Velo Labs was founded by Jack Al-Kahwati and Gerardo Barroeta, former hotshot whizz kid engineers at Boeing and Jawbone, respectively. The pair are used to sarcastic questions, it seems, and have become pretty slick about answering the kind of tongue-in-cheek questioning an ‘elite’ or at least über expensive product draws. Easily souped-up by a built-in power cell, Skylock juices up approximately a week’s worth of runtime from only a single hour’s worth of direct sunlight. This also includes a four-button capacitive pad, which means that if your smartphone is, say, stolen, or its battery is out, you’ll still have no problem in freeing up your ride in pretty short order. It costs $250, although, as I write, it’s going for a preorder advance price of $159.

This sort of keyless entry abracadabra is just one of a few available advantages in your Bluetooth toy. Other perks include a theft alert system that pings you when your bike’s touched in any way, and a crash detection alarm which informs you, or another rider, that there are other accidents in your immediate locality you might watch out for.
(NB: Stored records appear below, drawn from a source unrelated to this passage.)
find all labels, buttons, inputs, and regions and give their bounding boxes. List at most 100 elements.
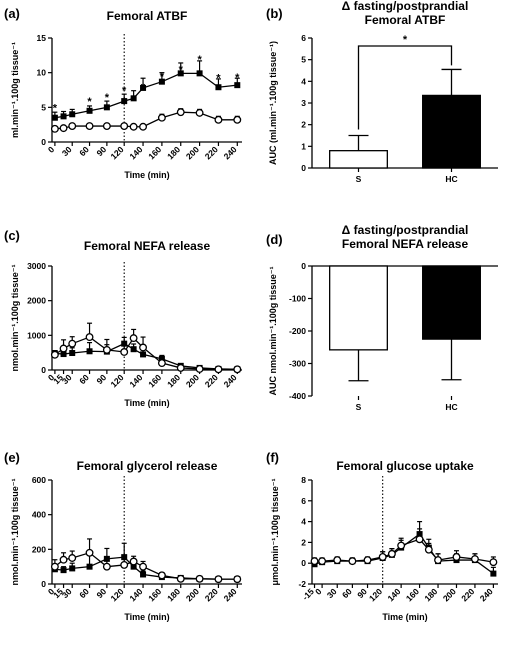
- y-axis-label: nmol.min⁻¹.100g tissue⁻¹: [10, 478, 20, 585]
- chart-title: Femoral glycerol release: [77, 459, 218, 473]
- data-point-circle: [214, 575, 223, 584]
- x-tick-label: 120: [109, 144, 126, 161]
- y-tick-label: 1: [301, 141, 306, 151]
- x-tick-label: 200: [184, 586, 201, 603]
- data-point-square: [490, 570, 497, 577]
- data-point-circle: [195, 365, 204, 373]
- chart-title: Δ fasting/postprandial: [342, 223, 469, 237]
- data-point-square: [60, 113, 67, 120]
- data-point-circle: [397, 541, 406, 550]
- data-point-circle: [129, 122, 138, 131]
- data-point-circle: [415, 535, 424, 544]
- significance-star: *: [403, 34, 408, 46]
- data-point-square: [69, 350, 76, 357]
- data-point-circle: [85, 333, 94, 342]
- significance-star: *: [53, 102, 58, 114]
- data-point-square: [121, 340, 128, 347]
- data-point-square: [177, 70, 184, 77]
- data-point-square: [69, 111, 76, 118]
- series-square: [51, 542, 241, 583]
- x-tick-label: 60: [77, 372, 91, 386]
- x-tick-label: 200: [184, 144, 201, 161]
- data-point-square: [140, 84, 147, 91]
- x-tick-label: 200: [184, 372, 201, 389]
- panel-e: (e)Femoral glycerol release0200400600015…: [4, 450, 242, 622]
- data-point-circle: [233, 115, 242, 124]
- y-tick-label: 15: [37, 33, 47, 43]
- x-tick-label: 140: [127, 586, 144, 603]
- data-point-circle: [68, 554, 77, 562]
- data-point-circle: [387, 549, 396, 558]
- y-axis-label: nmol.min⁻¹.100g tissue⁻¹: [10, 264, 20, 371]
- x-tick-label: 30: [60, 372, 74, 386]
- x-tick-label: 140: [127, 372, 144, 389]
- x-tick-label: HC: [445, 174, 457, 184]
- y-tick-label: 4: [301, 76, 306, 86]
- data-point-circle: [50, 562, 59, 571]
- data-point-square: [215, 84, 222, 91]
- bar-hc: [422, 265, 481, 340]
- x-tick-label: 240: [222, 586, 239, 603]
- data-point-circle: [68, 339, 77, 348]
- y-tick-label: 4: [301, 517, 306, 527]
- x-tick-label: 160: [404, 586, 421, 603]
- x-tick-label: 140: [385, 586, 402, 603]
- x-tick-label: HC: [445, 402, 457, 412]
- x-axis-label: Time (min): [124, 612, 169, 622]
- x-tick-label: 180: [165, 372, 182, 389]
- data-point-circle: [50, 350, 59, 359]
- data-point-circle: [176, 363, 185, 372]
- data-point-square: [51, 114, 58, 121]
- y-tick-label: 5: [301, 55, 306, 65]
- data-point-circle: [59, 344, 68, 353]
- data-point-circle: [434, 556, 442, 565]
- data-point-square: [130, 563, 137, 570]
- x-tick-label: 60: [340, 586, 354, 600]
- data-point-circle: [139, 343, 147, 352]
- data-point-circle: [195, 108, 204, 117]
- x-tick-label: 90: [95, 144, 109, 158]
- series-circle: [50, 108, 242, 133]
- data-point-circle: [139, 562, 147, 571]
- data-point-square: [196, 70, 203, 77]
- chart-title: Δ fasting/postprandial: [342, 0, 469, 13]
- data-point-circle: [424, 545, 433, 554]
- series-square: [51, 60, 241, 121]
- significance-star: *: [141, 82, 146, 94]
- x-tick-label: 160: [146, 372, 163, 389]
- x-tick-label: 30: [60, 586, 74, 600]
- series-square: [51, 336, 241, 373]
- y-tick-label: 6: [301, 33, 306, 43]
- data-point-circle: [102, 122, 111, 131]
- y-tick-label: 600: [32, 475, 46, 485]
- x-tick-label: 120: [367, 586, 384, 603]
- data-point-square: [130, 346, 137, 353]
- series-square: [311, 520, 497, 577]
- x-tick-label: 200: [441, 586, 458, 603]
- significance-star: *: [105, 92, 110, 104]
- y-tick-label: 5: [41, 102, 46, 112]
- y-tick-label: 8: [301, 475, 306, 485]
- y-tick-label: 2: [301, 120, 306, 130]
- chart-title: Femoral ATBF: [107, 9, 188, 23]
- x-tick-label: 180: [165, 144, 182, 161]
- data-point-circle: [470, 555, 479, 563]
- data-point-circle: [85, 548, 94, 557]
- series-circle: [50, 322, 242, 374]
- data-point-circle: [378, 553, 387, 561]
- data-point-circle: [157, 359, 166, 368]
- x-tick-label: 0: [46, 586, 57, 597]
- x-tick-label: 120: [109, 586, 126, 603]
- panel-label: (e): [4, 450, 20, 465]
- data-point-square: [60, 567, 67, 574]
- x-axis-label: Time (min): [124, 170, 169, 180]
- y-tick-label: -100: [289, 294, 306, 304]
- panel-label: (c): [4, 228, 20, 243]
- data-point-circle: [310, 557, 319, 566]
- bar-s: [329, 150, 388, 169]
- series-line: [54, 72, 238, 119]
Additionally, if, say, you loan out your bike to Cousin Ralphie and he’s been involved in an accident, Skylock will summon a push notification on your phone. Thus, if you or your guest riders do not dismiss the alarm after a few seconds, the app will call emergency responders to the scene. For some people this is worth the high price of the product in and of itself. Especially good, I would posit, if you’ve got one of those athletic great-aunts or a frisky grandmother, who might not call out of pride if she’s been hurt. Of course, I would never lend my beloved Grandma my $1,200 bike with its $250 alarm. I was just saying.
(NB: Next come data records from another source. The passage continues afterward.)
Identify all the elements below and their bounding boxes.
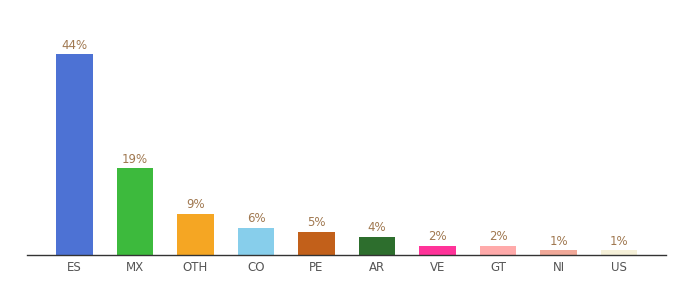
Text: 9%: 9%: [186, 198, 205, 211]
Bar: [117, 168, 153, 255]
Bar: [299, 232, 335, 255]
Text: 5%: 5%: [307, 216, 326, 230]
Bar: [601, 250, 637, 255]
Text: 4%: 4%: [368, 221, 386, 234]
Text: 44%: 44%: [61, 38, 88, 52]
Bar: [541, 250, 577, 255]
Text: 2%: 2%: [428, 230, 447, 243]
Bar: [420, 246, 456, 255]
Bar: [359, 237, 395, 255]
Bar: [177, 214, 214, 255]
Text: 2%: 2%: [489, 230, 507, 243]
Bar: [238, 228, 274, 255]
Bar: [56, 54, 92, 255]
Text: 19%: 19%: [122, 153, 148, 166]
Text: 1%: 1%: [549, 235, 568, 248]
Text: 1%: 1%: [610, 235, 628, 248]
Text: 6%: 6%: [247, 212, 265, 225]
Bar: [480, 246, 516, 255]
Skylock: The Biuetooth Bicycle Lock

Al-Kahwati and Barroeta are both very obsessive/compulsive when it comes to the debate over future cities of America. One of the things profits from the Skylock app allow them to do is further enhance the public debate over removing empowerment from the current automobile-driving majority. If they have their way, inner cities would be turned into pedestrian mall spaces exclusively utilized by pedestrians, bike riders and buses.  As with giving your Skylock to your cousin, kid or lover, there’s a broader notion of pluralized citizenship as everybody utilizes public access. Indeed, for those who can’t afford to invest in a bike or keep their vehicles in the suburbs— instead of picking up and depositing bikes at a handful of official locations as we do here in my home town of Chicago and with many other city-wide programs—Skylock are proposing that they be officially designated pathfinders who could pave the way for something shared but far more decentralized.

In the near future, then, in a carless inner city, riders can bring up a map on their iPhones to view the wheels available in their area. That way you could theoretically grab a nearby bike, pedal to your destination, lock it up wherever, and you’d be done, leaving it for someone else to claim when they needed a ride. As a shared economy ideal—a kind of green communism—worrying about strangers riding your bike would be beside the point. Nevertheless, you can certainly see the potential for a fleet of municipally or privately owned bikes.

Talking about “that dream” is what got Al-Kahwati and Barroeta excited about a smart bike lock in the first place. Their civic-mindedness at $250 a pop may be debatable, but time will tell. “We’d like to position ourselves as the largest, flexibly distributed, peer-to-peer bike share network in the world,” Al-Kahwati says. “And we think Skylock would be the perfect intermediary”.